No, Jardiance (empagliflozin) should not be used during pregnancy, particularly in the second and third trimesters, due to adverse renal effects observed in animal studies and lack of human safety data. 1
FDA Drug Label Guidance
The FDA label for Jardiance explicitly states that "based on animal data showing adverse renal effects, JARDIANCE is not recommended during the second and third trimesters of pregnancy." 1
- Limited data in pregnant women are insufficient to determine drug-associated risk for major birth defects and miscarriage 1
- Animal studies demonstrated renal pelvic and tubule dilatations in rats at doses approximately 13-times the maximum clinical dose when administered during periods corresponding to late second and third trimesters of human pregnancy 1
- Empagliflozin crosses the placenta and reaches fetal tissues 1
Diabetes Management in Pregnancy: Preferred Alternatives
Insulin is the preferred and first-line medication for treating hyperglycemia during pregnancy because it does not cross the placenta to a measurable extent. 2
Treatment Algorithm for Diabetes in Pregnancy:
- First-line therapy: Lifestyle modification (medical nutrition therapy) 2
- If glycemic targets not met: Add insulin 2
- Avoid as first-line: Metformin and glyburide, as both cross the placenta 2
- Do not use: Other oral and non-insulin injectable glucose-lowering medications (including SGLT2 inhibitors like Jardiance) due to lack of long-term safety data 2
Clinical Context and Rationale
- Poorly controlled diabetes in pregnancy increases maternal risk for diabetic ketoacidosis, pre-eclampsia, spontaneous abortions, preterm delivery, stillbirth, and delivery complications 1
- Poorly controlled diabetes increases fetal risk for major birth defects, stillbirth, and macrosomia-related morbidity 1
- The estimated background risk of major birth defects is 6-10% in women with pre-gestational diabetes with HbA1c >7% 1
Important Caveats
If a patient becomes pregnant while taking Jardiance, the medication should be discontinued and switched to insulin therapy under close medical supervision.

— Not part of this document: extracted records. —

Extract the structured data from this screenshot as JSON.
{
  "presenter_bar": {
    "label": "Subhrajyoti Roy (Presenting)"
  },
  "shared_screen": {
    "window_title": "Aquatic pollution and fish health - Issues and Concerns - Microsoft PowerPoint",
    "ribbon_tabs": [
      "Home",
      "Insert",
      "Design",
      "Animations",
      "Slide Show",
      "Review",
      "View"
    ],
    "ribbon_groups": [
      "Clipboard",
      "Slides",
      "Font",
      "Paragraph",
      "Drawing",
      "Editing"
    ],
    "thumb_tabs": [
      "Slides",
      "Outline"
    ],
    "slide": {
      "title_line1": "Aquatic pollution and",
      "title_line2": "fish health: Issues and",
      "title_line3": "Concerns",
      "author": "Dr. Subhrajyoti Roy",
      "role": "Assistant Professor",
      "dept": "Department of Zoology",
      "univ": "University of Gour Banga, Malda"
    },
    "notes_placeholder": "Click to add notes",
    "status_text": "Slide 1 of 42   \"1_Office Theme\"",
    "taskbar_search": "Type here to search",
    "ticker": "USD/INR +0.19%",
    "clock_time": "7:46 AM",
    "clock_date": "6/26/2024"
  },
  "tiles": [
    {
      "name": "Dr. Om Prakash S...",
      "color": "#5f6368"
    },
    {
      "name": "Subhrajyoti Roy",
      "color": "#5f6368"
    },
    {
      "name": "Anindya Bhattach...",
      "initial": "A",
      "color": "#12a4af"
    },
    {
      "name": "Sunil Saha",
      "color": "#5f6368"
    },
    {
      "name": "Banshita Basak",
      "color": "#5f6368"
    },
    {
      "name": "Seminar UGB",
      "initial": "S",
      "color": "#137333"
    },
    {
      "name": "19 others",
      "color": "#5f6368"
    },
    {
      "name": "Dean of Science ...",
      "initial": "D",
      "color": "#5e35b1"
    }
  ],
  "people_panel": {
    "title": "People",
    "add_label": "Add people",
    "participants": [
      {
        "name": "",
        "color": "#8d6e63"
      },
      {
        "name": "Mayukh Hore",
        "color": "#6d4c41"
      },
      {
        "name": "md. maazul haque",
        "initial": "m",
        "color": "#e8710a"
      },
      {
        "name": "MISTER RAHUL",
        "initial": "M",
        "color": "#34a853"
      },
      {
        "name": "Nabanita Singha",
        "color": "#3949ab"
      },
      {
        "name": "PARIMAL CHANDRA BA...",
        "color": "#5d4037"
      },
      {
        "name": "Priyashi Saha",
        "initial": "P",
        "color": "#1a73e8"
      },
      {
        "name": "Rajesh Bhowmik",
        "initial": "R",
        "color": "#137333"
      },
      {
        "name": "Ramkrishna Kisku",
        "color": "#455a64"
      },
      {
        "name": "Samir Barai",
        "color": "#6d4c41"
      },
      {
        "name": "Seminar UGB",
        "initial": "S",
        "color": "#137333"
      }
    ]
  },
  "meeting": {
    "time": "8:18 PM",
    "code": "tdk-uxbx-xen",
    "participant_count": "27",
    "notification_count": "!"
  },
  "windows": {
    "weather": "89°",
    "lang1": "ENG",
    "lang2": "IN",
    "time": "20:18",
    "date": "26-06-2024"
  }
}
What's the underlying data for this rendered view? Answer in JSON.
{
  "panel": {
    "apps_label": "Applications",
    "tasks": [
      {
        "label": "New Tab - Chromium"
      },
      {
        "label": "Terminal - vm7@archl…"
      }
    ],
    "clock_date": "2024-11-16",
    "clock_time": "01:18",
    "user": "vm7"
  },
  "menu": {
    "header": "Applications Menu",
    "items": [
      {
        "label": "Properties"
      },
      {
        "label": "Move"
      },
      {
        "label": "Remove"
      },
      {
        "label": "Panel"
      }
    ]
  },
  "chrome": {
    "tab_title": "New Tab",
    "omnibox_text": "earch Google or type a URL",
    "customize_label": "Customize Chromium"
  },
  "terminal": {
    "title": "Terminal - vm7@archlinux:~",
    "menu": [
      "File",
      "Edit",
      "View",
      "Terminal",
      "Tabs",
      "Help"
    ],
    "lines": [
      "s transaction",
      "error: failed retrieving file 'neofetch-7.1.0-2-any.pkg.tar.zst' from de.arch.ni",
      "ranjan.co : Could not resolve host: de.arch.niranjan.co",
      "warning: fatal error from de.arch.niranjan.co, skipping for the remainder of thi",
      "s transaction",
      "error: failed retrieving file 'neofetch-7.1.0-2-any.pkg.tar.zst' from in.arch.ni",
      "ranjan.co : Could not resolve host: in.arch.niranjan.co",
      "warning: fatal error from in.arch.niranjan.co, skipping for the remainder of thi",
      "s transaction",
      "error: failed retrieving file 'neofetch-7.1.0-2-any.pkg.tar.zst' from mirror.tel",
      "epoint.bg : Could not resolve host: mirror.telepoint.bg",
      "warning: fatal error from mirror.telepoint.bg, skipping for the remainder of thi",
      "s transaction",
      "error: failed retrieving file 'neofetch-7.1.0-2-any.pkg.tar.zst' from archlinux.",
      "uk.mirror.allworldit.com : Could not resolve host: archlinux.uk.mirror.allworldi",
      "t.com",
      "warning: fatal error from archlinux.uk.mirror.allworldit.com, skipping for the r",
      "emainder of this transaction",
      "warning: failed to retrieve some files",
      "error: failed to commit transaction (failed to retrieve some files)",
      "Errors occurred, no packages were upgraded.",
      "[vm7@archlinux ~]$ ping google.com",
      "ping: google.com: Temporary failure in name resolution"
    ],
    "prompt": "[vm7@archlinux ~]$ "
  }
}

The benefits of optimal glycemic control must be balanced against medication risks, but insulin remains the safest option with the most extensive safety data in pregnancy. 2
While one case report described successful use of empagliflozin during pregnancy in a patient with glycogen storage disease type Ib 3, this represents an exceptional circumstance in a rare metabolic disorder and does not constitute evidence supporting general use during pregnancy.